At this point I was, actually, on my hands and knees backing away from the gaping mouth of doom. From the corner of my eye I saw my sister and her fiance Clark board a flimsy sled and speed giggling down the hill, all pink cheeks and youth and promise. I looked over my shoulder to meet Brett's annoyed face and Elias' concerned one.

"They are young." I snapped. "They are closer to the ground, so they won't sustain as much injury."

And then: two things happened at once. Brett sighed and looked at the ground, saying: "Do you really want to go through your life afraid of everything?" At the same time Elias got on his hands and knees and whimpered: "I'm scared of the hill too, Auntie."


So, they had me. I grabbed on to a black inner tube and march-crawled back to the top of the hill. After letting about 32 people go before me, I closed my eyes and pushed off.

But, I had dug my boot so deep into the snow I actually was only inching- slowly and painfully- down the massive mountain. My brother-in-law was bent over laughing, Brett's mouth was hanging open in shock, and my nephew was back to hopping from foot to foot, cheering me on and then breaking off his cheers with questions of "Is she dying?"

Finally, Brett walked about 2 feet down to me and reached out his hand. "Go down the hill with me." He said.

"There is a slick of ice down at the bottom. One of us may snap our necks and-"

"You just have to let go, sweetheart. I mean, sometimes you just have to go down the damn hill."

I looked up at his snow covered form then, and tentatively took his hand.
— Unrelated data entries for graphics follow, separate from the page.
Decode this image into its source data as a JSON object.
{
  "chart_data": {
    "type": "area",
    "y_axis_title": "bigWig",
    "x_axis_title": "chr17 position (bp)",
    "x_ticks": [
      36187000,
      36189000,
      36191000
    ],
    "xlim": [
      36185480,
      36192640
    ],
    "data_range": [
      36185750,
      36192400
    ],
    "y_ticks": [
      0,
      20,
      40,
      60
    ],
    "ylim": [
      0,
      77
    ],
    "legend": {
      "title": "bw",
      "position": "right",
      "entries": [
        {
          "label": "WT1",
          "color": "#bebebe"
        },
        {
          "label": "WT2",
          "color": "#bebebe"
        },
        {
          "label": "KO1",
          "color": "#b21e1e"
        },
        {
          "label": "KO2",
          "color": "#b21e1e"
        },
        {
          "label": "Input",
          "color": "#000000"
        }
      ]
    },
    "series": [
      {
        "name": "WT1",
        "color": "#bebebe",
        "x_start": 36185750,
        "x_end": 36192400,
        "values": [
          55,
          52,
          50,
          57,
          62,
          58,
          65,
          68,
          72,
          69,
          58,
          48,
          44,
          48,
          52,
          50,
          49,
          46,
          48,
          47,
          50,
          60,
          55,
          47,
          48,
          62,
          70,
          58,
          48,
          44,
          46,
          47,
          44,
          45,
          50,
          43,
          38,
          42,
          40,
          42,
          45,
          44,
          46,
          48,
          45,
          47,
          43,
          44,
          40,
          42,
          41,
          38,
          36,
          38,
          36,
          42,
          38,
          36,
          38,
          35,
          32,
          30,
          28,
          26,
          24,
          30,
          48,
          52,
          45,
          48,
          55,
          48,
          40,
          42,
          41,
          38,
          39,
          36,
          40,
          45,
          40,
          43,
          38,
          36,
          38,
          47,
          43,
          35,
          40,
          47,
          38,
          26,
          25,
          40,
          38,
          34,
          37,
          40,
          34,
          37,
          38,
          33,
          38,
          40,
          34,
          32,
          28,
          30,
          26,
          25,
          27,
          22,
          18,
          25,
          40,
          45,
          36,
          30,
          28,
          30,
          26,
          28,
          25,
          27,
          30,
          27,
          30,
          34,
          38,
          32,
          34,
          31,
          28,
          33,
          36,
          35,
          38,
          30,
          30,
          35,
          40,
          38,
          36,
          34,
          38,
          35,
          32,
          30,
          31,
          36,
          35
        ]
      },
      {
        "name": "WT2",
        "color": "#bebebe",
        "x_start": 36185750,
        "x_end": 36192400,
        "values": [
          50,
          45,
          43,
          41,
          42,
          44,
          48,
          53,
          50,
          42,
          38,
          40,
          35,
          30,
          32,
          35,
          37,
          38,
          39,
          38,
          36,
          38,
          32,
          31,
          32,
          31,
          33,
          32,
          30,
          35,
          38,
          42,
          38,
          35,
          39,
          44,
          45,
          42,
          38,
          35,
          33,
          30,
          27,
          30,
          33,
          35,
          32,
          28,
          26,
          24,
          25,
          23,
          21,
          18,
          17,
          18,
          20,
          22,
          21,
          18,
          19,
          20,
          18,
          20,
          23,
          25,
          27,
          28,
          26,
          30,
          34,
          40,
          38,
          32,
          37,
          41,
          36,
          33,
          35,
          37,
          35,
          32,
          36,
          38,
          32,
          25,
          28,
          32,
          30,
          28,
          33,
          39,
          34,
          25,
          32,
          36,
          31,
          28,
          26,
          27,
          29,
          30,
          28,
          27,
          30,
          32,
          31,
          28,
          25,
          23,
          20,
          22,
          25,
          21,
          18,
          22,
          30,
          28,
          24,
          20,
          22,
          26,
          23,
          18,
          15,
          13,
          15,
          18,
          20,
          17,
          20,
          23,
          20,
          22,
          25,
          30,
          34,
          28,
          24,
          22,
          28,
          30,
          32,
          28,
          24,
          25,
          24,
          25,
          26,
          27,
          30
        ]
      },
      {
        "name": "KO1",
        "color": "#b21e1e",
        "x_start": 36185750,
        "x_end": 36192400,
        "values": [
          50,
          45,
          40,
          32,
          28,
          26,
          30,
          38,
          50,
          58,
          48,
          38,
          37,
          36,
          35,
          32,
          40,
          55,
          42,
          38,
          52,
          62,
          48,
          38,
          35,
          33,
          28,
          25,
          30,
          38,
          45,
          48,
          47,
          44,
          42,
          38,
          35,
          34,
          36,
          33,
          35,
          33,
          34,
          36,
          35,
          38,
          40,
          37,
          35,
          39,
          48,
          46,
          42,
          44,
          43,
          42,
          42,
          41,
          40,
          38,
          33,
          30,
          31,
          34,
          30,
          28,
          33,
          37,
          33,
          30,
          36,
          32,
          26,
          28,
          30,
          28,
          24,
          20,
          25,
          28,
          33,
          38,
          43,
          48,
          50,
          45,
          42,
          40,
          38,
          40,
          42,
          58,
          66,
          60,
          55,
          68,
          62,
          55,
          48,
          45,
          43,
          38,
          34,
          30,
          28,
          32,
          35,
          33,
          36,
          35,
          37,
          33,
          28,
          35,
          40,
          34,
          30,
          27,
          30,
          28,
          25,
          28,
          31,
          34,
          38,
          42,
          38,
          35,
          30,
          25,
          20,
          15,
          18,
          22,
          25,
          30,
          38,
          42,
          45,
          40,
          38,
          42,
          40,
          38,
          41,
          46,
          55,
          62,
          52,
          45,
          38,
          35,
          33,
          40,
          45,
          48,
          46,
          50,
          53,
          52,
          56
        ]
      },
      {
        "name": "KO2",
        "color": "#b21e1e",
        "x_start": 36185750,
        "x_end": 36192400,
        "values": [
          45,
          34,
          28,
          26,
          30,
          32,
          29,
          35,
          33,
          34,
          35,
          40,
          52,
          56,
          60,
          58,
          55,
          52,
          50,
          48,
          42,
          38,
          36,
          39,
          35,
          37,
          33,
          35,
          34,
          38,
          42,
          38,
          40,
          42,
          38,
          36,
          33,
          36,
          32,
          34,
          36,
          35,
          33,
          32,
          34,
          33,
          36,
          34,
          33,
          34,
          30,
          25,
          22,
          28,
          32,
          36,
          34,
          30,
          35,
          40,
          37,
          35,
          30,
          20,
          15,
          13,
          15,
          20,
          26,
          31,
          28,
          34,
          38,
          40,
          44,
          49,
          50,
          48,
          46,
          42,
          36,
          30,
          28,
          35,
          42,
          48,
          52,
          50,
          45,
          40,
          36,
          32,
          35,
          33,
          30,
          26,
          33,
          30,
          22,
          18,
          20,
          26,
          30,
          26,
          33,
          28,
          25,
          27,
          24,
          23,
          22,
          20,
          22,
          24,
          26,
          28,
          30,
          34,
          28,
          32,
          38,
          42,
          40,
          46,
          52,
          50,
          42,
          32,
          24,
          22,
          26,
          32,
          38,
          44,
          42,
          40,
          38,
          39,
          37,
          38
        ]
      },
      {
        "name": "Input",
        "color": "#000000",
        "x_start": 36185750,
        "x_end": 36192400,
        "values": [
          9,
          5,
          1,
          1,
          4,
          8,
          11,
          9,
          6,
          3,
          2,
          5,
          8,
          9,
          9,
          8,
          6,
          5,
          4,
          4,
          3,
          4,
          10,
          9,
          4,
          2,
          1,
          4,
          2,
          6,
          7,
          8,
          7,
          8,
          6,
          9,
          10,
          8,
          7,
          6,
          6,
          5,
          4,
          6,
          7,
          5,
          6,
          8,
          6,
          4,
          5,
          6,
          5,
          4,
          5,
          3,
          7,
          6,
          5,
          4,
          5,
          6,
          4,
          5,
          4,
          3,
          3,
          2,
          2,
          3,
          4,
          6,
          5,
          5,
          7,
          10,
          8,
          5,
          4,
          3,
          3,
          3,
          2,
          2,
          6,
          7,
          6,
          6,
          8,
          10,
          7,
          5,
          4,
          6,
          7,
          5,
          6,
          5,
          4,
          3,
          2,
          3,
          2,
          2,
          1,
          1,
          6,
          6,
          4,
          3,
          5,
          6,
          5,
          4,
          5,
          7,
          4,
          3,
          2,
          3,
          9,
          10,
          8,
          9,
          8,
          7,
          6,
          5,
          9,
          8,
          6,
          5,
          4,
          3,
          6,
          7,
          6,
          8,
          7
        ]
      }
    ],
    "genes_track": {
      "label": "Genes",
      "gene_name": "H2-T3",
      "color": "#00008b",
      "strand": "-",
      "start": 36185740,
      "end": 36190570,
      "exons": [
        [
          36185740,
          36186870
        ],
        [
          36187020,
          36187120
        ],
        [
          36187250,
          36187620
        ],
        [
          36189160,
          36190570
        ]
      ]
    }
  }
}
I knew he was right. This was the last day in 2012, and I was spending it swigging from a thermos of rum and tea and crawling around the top of a hill. Not my finest moment. If I wanted anything for myself, and for the people I love: it was to show them that being courageous and taking a leap of faith once and awhile is the right thing to do. Sure, you might break your neck on a patch of ice. But, more often than not you will have an awesome ride.

So did I have an awesome ride? Um. Not really. I might have dug my nails so hard into the inner tube I broke one off. I might have screamed my head off as we sped over the ice bumps. Brett might have been laughing so hard into the back of my neck I'm pretty sure his tilted position and guffaws made us GO FASTER, FOR THE LOVE OF GOD.

But, I did it.

And went again.

And Elias spent the rest of the day zooming down the hill with his Uncle Clark, who patiently was the last person on the mountain with him. He even peed his pants because he refused to get down when we were all ready to go.

Happy 2013, everyone. Take the plunge.

Just wear a helmet. And bring a thermos of rum.